Hôpital : un patient sur dix victime d'un évènement indésirable

Par Bruno Martrette

Dans 1 cas sur 3, c'est le travail en équipe qui est mis en cause dans les erreurs dont sont victimes les patients à l'hôpital. La HAS dévoile sa stratégie pour réduire les risques.

DURAND FLORENCE/SIPA

En 2011, une enquête française a révélé qu’un événement indésirable grave associé aux soins surviendrait tous les 5 jours en établissement de santé (dans un service de trente lits). Un patient hospitalisé sur 10 en serait donc victime. « Des études peu nombreuses et non exhaustives », selon la Haute Autorité de Santé.
Alors, pour affiner ces résultats, la HAS a recueilli les données auprès des médecins accrédités concernant ces « Evénements Porteurs de Risque » (EPR). Il s'agit d’événements indésirables survenus en établissement de santé qui auraient pu porter préjudice au patient mais qui ont pu être évités par les soignants, des barrières de sécurité ayant fonctionné.
Parmi eux, on trouve l’erreur de médicament rattrapée avant son administration, l’erreur dans le dossier patient corrigée avant une intervention, ou encore le défaut de transmission d’une information qui retarde la mise en route d’un traitement. Dans un bilan publié ce mercredi, l’autorité publique indépendante dévoile les circonstances et les raisons de ces accidents potentiels.

 

27 % des EPR sont liés à un problème dans l’équipe

Sur les 47 276 événements porteurs de risque (EPR) déclarés par les médecins accrédités et validés par les organismes agréés pour l’accréditation, la première cause identifiée est le dysfonctionnement lié à l’équipe (27 %), la plupart du temps à cause d'un problème de communication orale ou écrite entre les professionnels. 


23 % des EPR sont liés à des dysfonctionnements dans les tâches à accomplir. On peut observer que dans plus d’un quart des cas (29 %) c’est l’indisponibilité, l’inadéquation ou la non-utilisation des protocoles qui est en cause.
Enfin, 15 % d’EPR seraient liés au patient, l’état de santé de celui-ci étant le principal facteur (plus de 43 % des cas), suivi de ses antécédents médicaux (21 %). Les problèmes de personnalités, les facteurs sociaux et familiaux représentent pour leur part 10 % des causes.

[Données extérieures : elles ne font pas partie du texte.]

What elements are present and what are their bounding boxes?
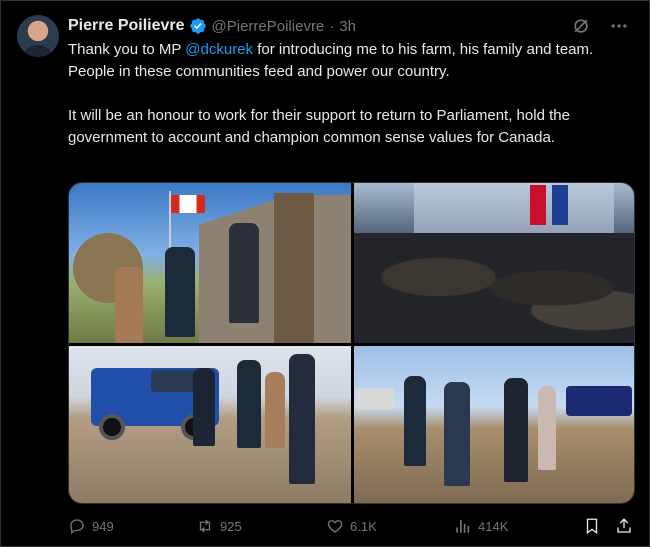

Face à ce constat, la HAS se mobilise pour réduire les risques associés aux soins et dévoile ce mercredi sa stratégie. Contactée par Pourquoidocteur, le Dr Laetitia May-Michelangeli, chef de service de la mission sécurité du patient à la Haute Autorité, confie que « pour parvenir à remplir cette mission, nous essayons de plus en plus d’agir sur les équipes de soins ».

 

Ecoute, entraide... au menu des équipes

Plus concrètement, la HAS a lancé une expérimentation inédite sur le territoire dite « Pacte » (Programme d’Amélioration Continue du Travail en Equipe), pour aider les équipes pluri professionnelles à travailler sur les facteurs organisationnels et humains : l'écoute, l’entraide, la prise en compte du stress, la communication, etc.
Depuis 2013, dix-huit équipes ont déjà expérimenté la démarche. Avec des premiers résultats positifs à la clé.
En effet, après un an d’expérimentation, les équipes ont engagé des actions sur la gestion des risques, la communication et la synergie d’équipe (meilleure définition de l’alerte, amélioration du contenu des transmissions, mise en place de staff pluri-professionnel, …).
Ce programme entame maintenant une phase pilote plus large avec presque 70 équipes déjà volontaires. Il est également envisagé, à terme, de valoriser ces équipes au niveau de la certification des hôpitaux, qui est la labellisation qualité des établissement de santé. Un argument de plus pour pousser les hôpitaux à jouer le jeu.  

Ecoutez...
Dr Laetitia May-Michelangeli, chef de service de la mission sécurité du patient à la HAS : « Les équipes ont déjà amorcé des changements, par exemple en laissant la parole à tout le monde. L'aide soignante, comme l'infirmière...»

Des programmes efficaces d'après la littérature

De plus, le programme PACTE intègre les outils pratiques élaborés ou adaptés par la HAS et destinés à aider les professionnels à mieux communiquer et travailler ensemble à chaque étape. Les équipes ont mis en place, par exemple,  de façon systématique un briefing/débriefing avant de prendre en charge le patient. « Comme ça tout le monde est d’accord sur ce qu’il faut mettre en place et l’équipe se coordonne efficacement », indique le Dr May-Michelangeli.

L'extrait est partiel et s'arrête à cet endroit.